El amigo invisible
Publicado en Rosario/12, febrero 1992.
Tengo un amigo que se llama Petrovich. Fuimos compañeros en
la primaria. Petrovich siempre fue un tipo raro, de esos que sabían
dos hojas más de las que tenía el libro y le gustaba hacer inventos.
Un día inventó una maquinita para sacarle la piel a los salames y
fue célebre su escarbadientes de puntas ajustables. Yo lo volví a
encontrar en la peatonal Córdoba después de muchos años. Él
enseguida me reconoció porque además, es de esos tipos que aún
teniendo muchas cosas en la cabeza se acuerdan de la gente.
Intercambiamos algunos datos sobre nuestros destinos. Le conté que
yo estaba trabajando de cajero en el Banco Provincial de Santa Fe,
que me había casado, que tenía dos pibes hermosos pero que comían
como termitas. Cuando le pregunté por él, por su vida, contó que
estaba soltero y que seguía con los inventos. Quería ser invisible.
Yo imaginé que Petrovich de tanto hacer funcionar la cabeza se había
pasado de vueltas. Nunca había sido muy cuerdo, pero ocurrírsele ser
invisible... Le seguí la corriente porque quien más quien menos
todos tenemos alguna alteración. Entonces me explicó lo de la
integración y desintegración molecular.

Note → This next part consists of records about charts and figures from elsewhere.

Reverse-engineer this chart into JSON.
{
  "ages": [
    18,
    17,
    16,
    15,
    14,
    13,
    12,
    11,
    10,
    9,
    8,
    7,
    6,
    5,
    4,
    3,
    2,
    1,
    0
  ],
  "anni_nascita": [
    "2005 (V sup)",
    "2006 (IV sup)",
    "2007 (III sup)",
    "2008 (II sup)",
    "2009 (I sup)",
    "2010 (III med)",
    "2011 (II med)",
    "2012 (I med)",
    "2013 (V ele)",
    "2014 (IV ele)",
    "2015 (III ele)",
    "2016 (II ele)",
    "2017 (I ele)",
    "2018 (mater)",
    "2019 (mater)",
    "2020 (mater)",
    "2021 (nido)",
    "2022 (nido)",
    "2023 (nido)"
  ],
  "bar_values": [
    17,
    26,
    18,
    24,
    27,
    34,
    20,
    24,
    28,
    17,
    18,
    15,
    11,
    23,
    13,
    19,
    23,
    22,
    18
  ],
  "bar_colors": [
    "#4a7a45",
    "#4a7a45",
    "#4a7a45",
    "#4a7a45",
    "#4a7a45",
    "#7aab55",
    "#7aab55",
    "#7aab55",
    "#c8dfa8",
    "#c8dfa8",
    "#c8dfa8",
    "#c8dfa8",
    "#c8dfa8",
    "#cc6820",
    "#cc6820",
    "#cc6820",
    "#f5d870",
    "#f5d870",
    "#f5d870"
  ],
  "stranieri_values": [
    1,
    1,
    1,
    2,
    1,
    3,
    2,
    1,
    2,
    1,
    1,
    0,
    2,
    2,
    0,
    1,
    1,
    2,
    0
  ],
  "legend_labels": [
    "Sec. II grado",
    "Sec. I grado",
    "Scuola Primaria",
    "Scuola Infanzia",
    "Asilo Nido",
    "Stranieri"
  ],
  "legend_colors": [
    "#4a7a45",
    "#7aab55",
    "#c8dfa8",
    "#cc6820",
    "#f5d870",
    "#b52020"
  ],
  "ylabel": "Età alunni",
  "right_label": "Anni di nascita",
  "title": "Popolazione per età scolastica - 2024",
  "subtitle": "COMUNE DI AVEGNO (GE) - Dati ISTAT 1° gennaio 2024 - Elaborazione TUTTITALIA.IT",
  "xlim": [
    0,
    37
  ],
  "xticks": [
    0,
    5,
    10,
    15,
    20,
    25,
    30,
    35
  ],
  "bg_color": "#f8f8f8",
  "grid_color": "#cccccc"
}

Por supuesto que después de
un día de haberle pagado a quinientos jubilados mi cerebro no estaba
en condiciones de entender nada. Nos dimos nuestras direcciones con
la promesa de visitarnos. Él quería conocer a mi familia y al
despedirse volvió a decirme que se alegraba de verme. Yo tomé el
ómnibus que me llevaba a mi casa.
Este Petrovich, pensé mientras viajaba, recordando la vez que nos
enseñó a hacer cerbatanas que tiraban dardos cargados de pequeñas
dosis de cianuro, que él extraía de pepitas de durazno. Cuando
nuestros padres se enteraron de su invento, se lo quisieron comer al
pobre Petrovich, que no tenía palabras para explicar que todo era
inocuo.
Pasaron varios días. Un domingo estaba en casa mirando tevé y
tocaron a la puerta. Abrí. No había nadie, pero una voz me dijo:
–Soy yo, Petrovich.
Al principio me asusté, miré para arriba, y dije:
–Dejáte de joder ruso, bajate.
–Estoy acá, a tu derecha, no me ves porque soy invisible, lo logré,
¿entendés?
Sentí que alguien me abrazaba. Era indudable, Petrovich se había
vuelto invisible.
–Por favor –le dije– no te quedes afuera, pasá.
Llamé a mi mujer, que en ese momento estaba renegando con el más
chico porque se había hecho encima. No sabía si mi amigo había
entrado, ni cómo iba a presentarlo. Mi mujer vino secándose las
manos y me preguntó de mal humor qué pasaba.
–Quiero presentarte a mi amigo –le dije emocionado– el inventor ese
del que te hablé el otro día.
–¿Y?, dónde está –preguntó ella.
–No lo vas a ver, te acordás que te conté que estaba trabajando para
hacerse invisible.
–Sí, me acuerdo.
–Bueno, está acá. Hablá, Petrovich, hablá para que te conozcan.
Petrovich no dijo nada.
–Dale ruso, hablá.
Mi mujer me miraba como si yo estuviera loco y empezó a menear para
todos lados la cabeza, pensando en una broma.
–Rodolfo, no estoy para bromas, haceme el favor, levantá la mesa que
yo termino con el nene.
–Pero no, pará –le dije– a lo mejor se quedó afuera.
Abrí la puerta. Llamé varias veces a mi amigo
–Petrovich, Petrovich –grité.
Algunos vecinos que se acuestan temprano me pidieron con insultos
que me callara. Empecé a buscar explicaciones. Caminé varias cuadras
sin saber a dónde y volví a casa. Terminé de ver el programa que
había empezado y me fui a la cama. Estaba intranquilo, quería saber
qué había pasado en realidad. Mi mujer ya dormía. Para sacarme las
posibles alucinaciones de encima y de paso disculparme, intenté con
caricias empezar a hacer el amor. Ella se negó. Entredormida
preguntó qué me pasaba esa noche. Nunca había estado tan potente.